Rally on Milwaukee’s southside in solidarity with Colombians struggling against political repression
Milwaukee, WI – On the sunny afternoon of May 10, members of the Milwaukee’s Colombian community, activists and supporters gathered at Walker’s Square Park on the Southside to demonstrate solidarity with the people of Colombia in the wake of the violent repression. Nearly 40 people joined the protest, including members of the Red Condor Collective, Freedom Road Socialist Organization, Milwaukee Alliance Against Racist and Political Repression, The People’s Revolution, and Our Wisconsin Revolution.
On April 28, most sectors of Colombia began a general strike in response to anti-people measures put forward by the right-wing, U.S.-backed government of Ivan Duque. Unions, social justice groups, indigenous organizations and others joined together to fight back. As a result, the Colombian state has mobilized against its people, murdering dozens, disappearing others, and injuring hundreds in the span of less than two weeks. Police, military, and paramilitary have united in opposition to the Colombian masses. Afro-Colombians and indigenous people have been particularly targeted, as have union members.
“The U.S., in any place they’ve had their hands in, places like Mexico, Guatemala and Nicaragua, we see the same exact shit happening. We see police violence is being exported. We’re seeing the ‘War on Drugs’, which has messed up Colombia the same way it messed up Black communities across the U.S.,” said Omar Flores of FRSO. “We also see a cracking down on unions. Colombia is the most dangerous place in the world to be a trade unionist because they get killed off so often. That kind of violent anti-union sentiment was born and bred right here in the U.S.”

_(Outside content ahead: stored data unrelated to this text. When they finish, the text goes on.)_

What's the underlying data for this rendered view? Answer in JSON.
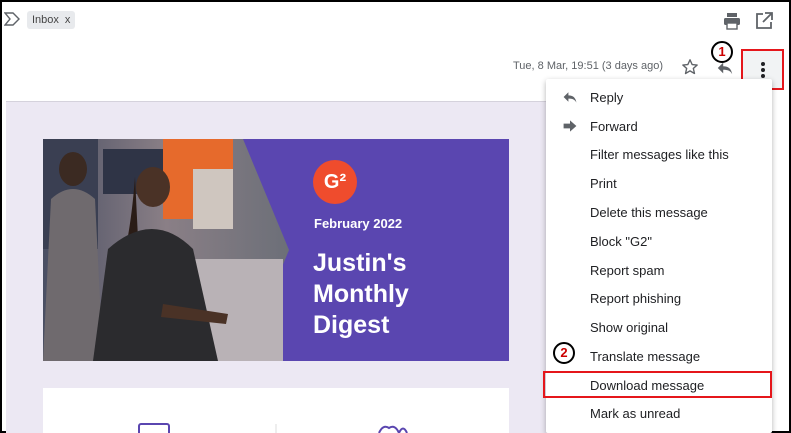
{
  "toolbar": {
    "label_chip": "Inbox",
    "chip_remove": "x",
    "icons": [
      "label-arrow-icon",
      "print-icon",
      "open-in-new-window-icon"
    ]
  },
  "message_header": {
    "date": "Tue, 8 Mar, 19:51 (3 days ago)",
    "icons": [
      "star-icon",
      "reply-icon",
      "more-vert-icon"
    ]
  },
  "annotations": {
    "step1": "1",
    "step2": "2",
    "highlight_color": "#e5161b"
  },
  "email": {
    "logo_text": "G²",
    "banner_date": "February 2022",
    "banner_title": "Justin's Monthly Digest",
    "brand_purple": "#5a46b0",
    "logo_color": "#ef4c2d"
  },
  "menu": {
    "items": [
      {
        "label": "Reply",
        "icon": "reply-icon"
      },
      {
        "label": "Forward",
        "icon": "forward-icon"
      },
      {
        "label": "Filter messages like this"
      },
      {
        "label": "Print"
      },
      {
        "label": "Delete this message"
      },
      {
        "label": "Block \"G2\""
      },
      {
        "label": "Report spam"
      },
      {
        "label": "Report phishing"
      },
      {
        "label": "Show original"
      },
      {
        "label": "Translate message"
      },
      {
        "label": "Download message"
      },
      {
        "label": "Mark as unread"
      }
    ]
  }
}
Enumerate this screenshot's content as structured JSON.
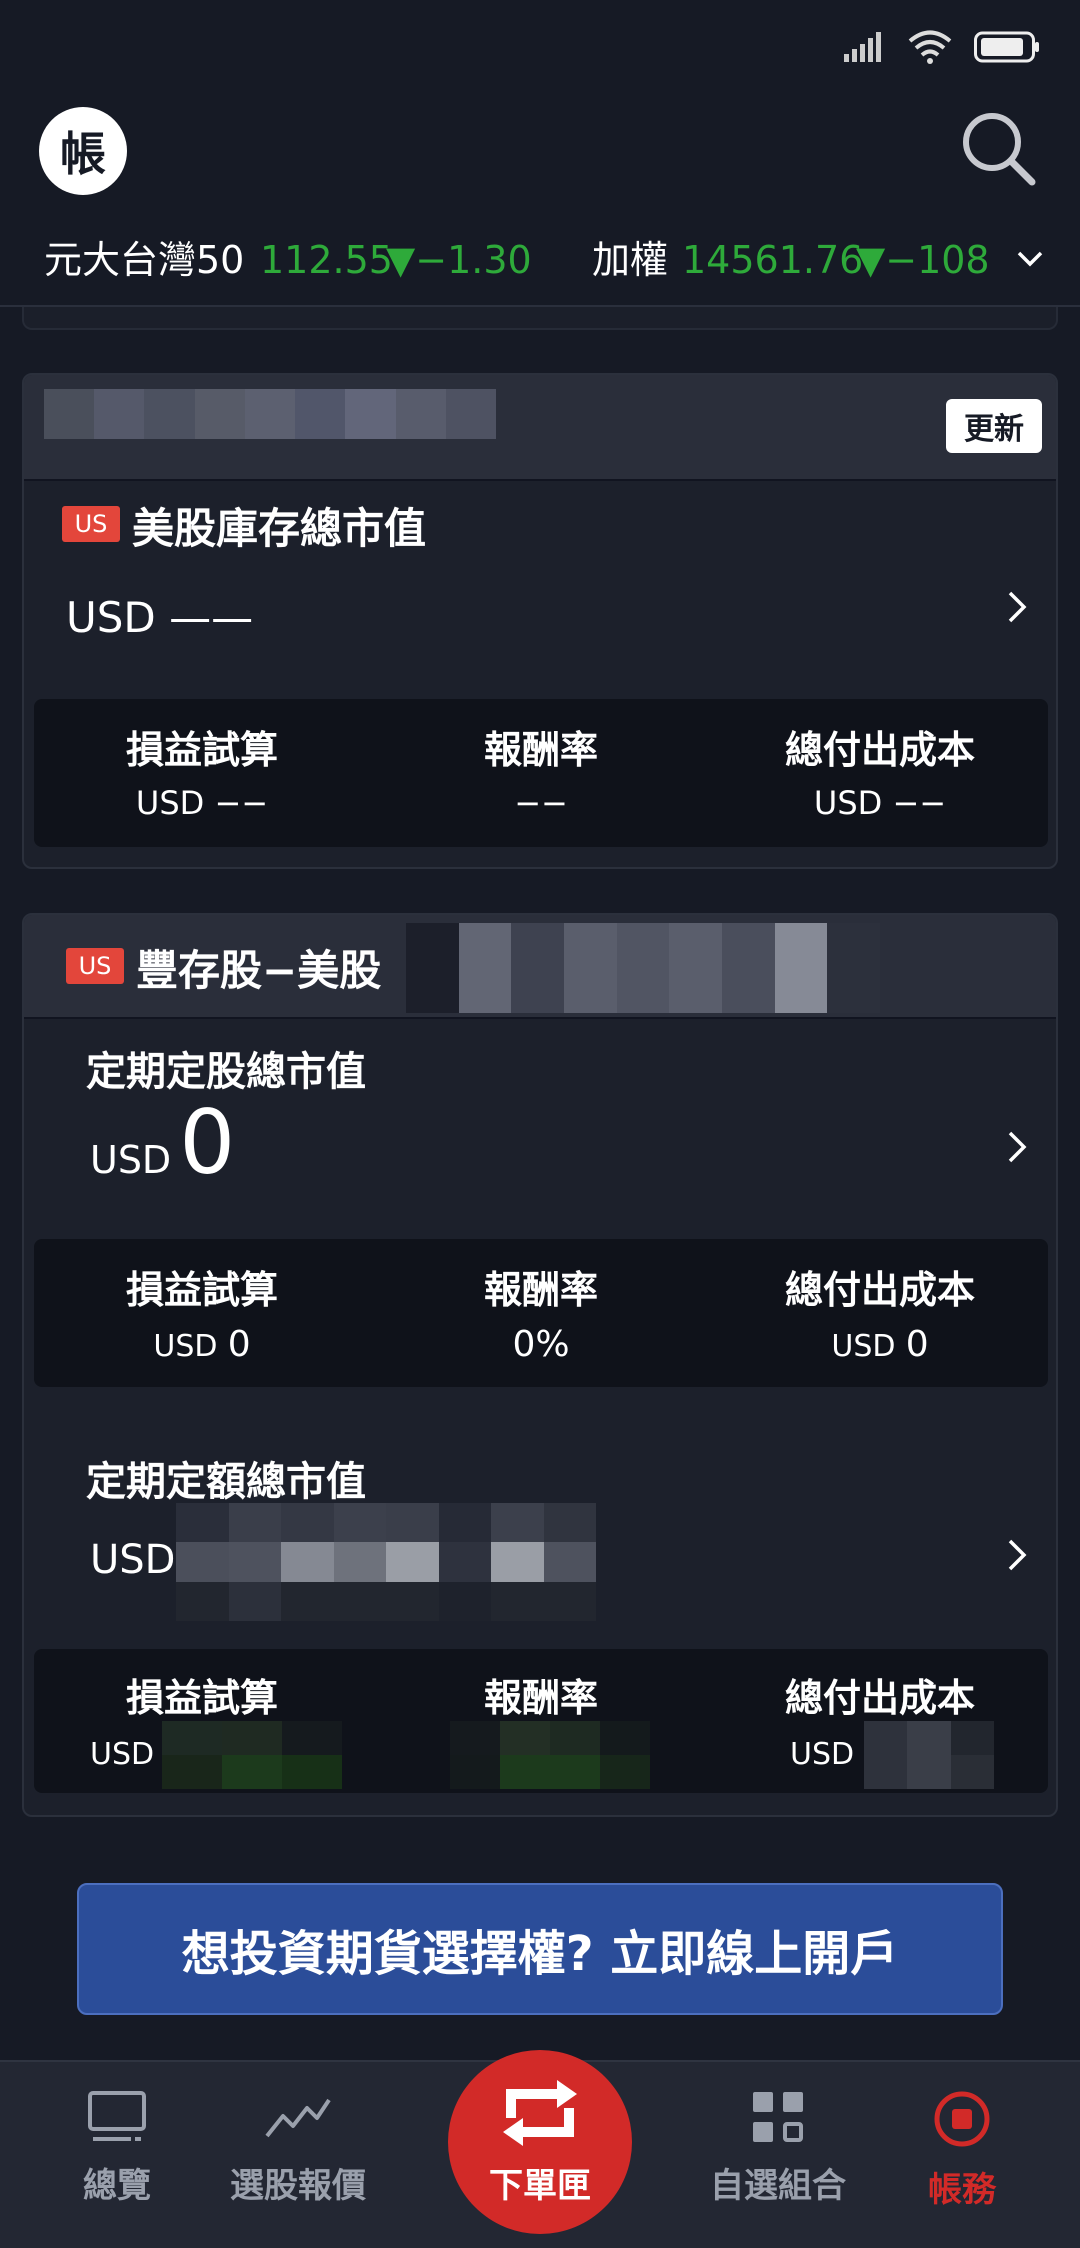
{
  "header": {
    "avatar_label": "帳"
  },
  "ticker": {
    "item1_name": "元大台灣50",
    "item1_price": "112.55",
    "item1_change": "▼−1.30",
    "item2_name": "加權",
    "item2_price": "14561.76",
    "item2_change": "▼−108"
  },
  "card1": {
    "refresh_label": "更新",
    "badge": "US",
    "title": "美股庫存總市值",
    "value": "USD ——",
    "stats": [
      {
        "label": "損益試算",
        "value": "USD −−"
      },
      {
        "label": "報酬率",
        "value": "−−"
      },
      {
        "label": "總付出成本",
        "value": "USD −−"
      }
    ]
  },
  "card2": {
    "badge": "US",
    "title": "豐存股−美股",
    "section1": {
      "title": "定期定股總市值",
      "currency": "USD",
      "value": "0",
      "stats": [
        {
          "label": "損益試算",
          "currency": "USD",
          "value": "0"
        },
        {
          "label": "報酬率",
          "value": "0%"
        },
        {
          "label": "總付出成本",
          "currency": "USD",
          "value": "0"
        }
      ]
    },
    "section2": {
      "title": "定期定額總市值",
      "currency": "USD",
      "stats": [
        {
          "label": "損益試算",
          "currency": "USD"
        },
        {
          "label": "報酬率"
        },
        {
          "label": "總付出成本",
          "currency": "USD"
        }
      ]
    }
  },
  "banner": {
    "text": "想投資期貨選擇權? 立即線上開戶"
  },
  "nav": {
    "overview": "總覽",
    "quotes": "選股報價",
    "order": "下單匣",
    "watchlist": "自選組合",
    "account": "帳務"
  },
  "colors": {
    "accent_red": "#d22a28",
    "up_green": "#2eaa3a",
    "banner_blue": "#2b4d99"
  }
}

Flores went on, “So it’s important that we’re here because it’s clear we have the same exact enemy: the terrorist U.S. government. We all need to unite against them.”
Other speakers highlighted the similarities between the fight against police and other state-sanctioned violence against the people from Milwaukee to Cali (Colombia), where alone there have been 35 civilian deaths at the hands of police, military and paramilitary forces since April 28.
The weapons being used by Duque’s far-right government can be traced directly back to the U.S., and specifically to political actors like current President Joe Biden. The U.S. government tried to couch their support for Colombian death squads in ‘War on Drugs’ rhetoric, but 20 years of history tells a different story. The riot police murdering people in the streets today are directly tied to this policy.
“The riot police in Colombia would not exist if not for Plan Colombia that gave $9 billion to the Colombian military. This is what birthed ESMAD,” said Aurelia Ceja, the chair of education for the Milwaukee Alliance. Ceja noted that the U.S. and its political tools “will mobilize against the working class of any country for the sake of profit margins over people. Today we stand here knowing that this is not just Colombia’s fight, but our responsibility as well.”
The commitment to solidarity by the people at the rally and during the march afterward was strong. There is no resolution to the current crisis forthcoming, but the Colombian people are resolved to fight it out until they are victorious.